A more global term which is becoming more common among organizations and entities, and which encompasses street children is ‘Vulnerable Children’. Without guidance and protection, these children run the risk of being victims of violence, exploitation, child trafficking, discrimination and other forms of abuse.

Following are some examples of vulnerable children:

- Street children.
- Children of construction workers who move from one construction site to another and build settlements at each new place.
- Children who work or beg in order to support themselves and their families.
- Children who are trafficked with and who sometimes remain in slavery or semi-slavery conditions.
- Children with serious or hereditary illnesses, or caused by their precarious living conditions.
- Children who are at odds with the law.


After all, streets are the main, almost the only, stage where children’s' social interactions take place, whether they are positive or negative. The fact that they live there does not mean that they are people without rights. In other words, we must understand and describe their issues from the children's viewpoint; from their own world vision, not just from ours.
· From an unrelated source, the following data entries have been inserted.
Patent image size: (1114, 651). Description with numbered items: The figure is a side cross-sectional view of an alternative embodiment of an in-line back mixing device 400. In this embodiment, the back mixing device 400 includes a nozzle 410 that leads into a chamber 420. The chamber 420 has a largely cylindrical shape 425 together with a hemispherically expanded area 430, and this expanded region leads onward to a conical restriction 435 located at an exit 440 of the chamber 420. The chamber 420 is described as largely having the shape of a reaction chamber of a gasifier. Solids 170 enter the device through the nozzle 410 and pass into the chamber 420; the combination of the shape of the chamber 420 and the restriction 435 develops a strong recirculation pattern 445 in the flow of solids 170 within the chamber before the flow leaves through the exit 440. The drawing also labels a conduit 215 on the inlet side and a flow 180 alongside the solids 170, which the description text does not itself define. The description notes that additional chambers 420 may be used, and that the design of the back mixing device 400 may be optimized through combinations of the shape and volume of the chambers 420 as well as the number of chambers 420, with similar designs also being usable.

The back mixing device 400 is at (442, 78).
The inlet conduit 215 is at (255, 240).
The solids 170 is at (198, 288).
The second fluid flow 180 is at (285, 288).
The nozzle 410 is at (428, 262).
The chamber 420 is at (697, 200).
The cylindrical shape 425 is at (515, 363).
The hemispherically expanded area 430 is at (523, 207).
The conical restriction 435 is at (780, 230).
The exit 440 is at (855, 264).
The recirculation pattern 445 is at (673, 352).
This will be the best way for our description to coincide with the children's particular course of development, the specific cultural and social features of their lives and their personal background. In order to achieve this, we must listen to their voices – the voices of street children.

We will then be able to go from using an empty and anonymous term, to speaking about concrete facts concerning the people who, in spite being children, live on the streets. In this manner, we will also be able to understand the term 'street children' and the nature of its semantic field, varied and changeable in meaning, just like the children themselves.

Monday, March 8, 2010

WOMEN'S DAY. STREET GIRLS.


Within the group of vulnerable children that our Projects are destined to, we pay special attention to street girls, who, just as boys do, lack education and healthcare, and endure abject poverty, mistreatment and marginalization. Aside from all of this, they also endure discrimination for the fact of not having been born males, and their situation is markedly unfavorable.

In Indian society, where castes and dowries are so important, where the image and value of women is always subject to that of males, it is girls, and especially those lacking in means, who are the most vulnerable because they suffer the consequences of these beliefs from birth, and are subjected to begging, exploitation and the rest of problems associated with living and working in the streets.

The Indian government is beginning to become aware of the danger that the exceedingly vulnerable conditions of women in Indian society imply.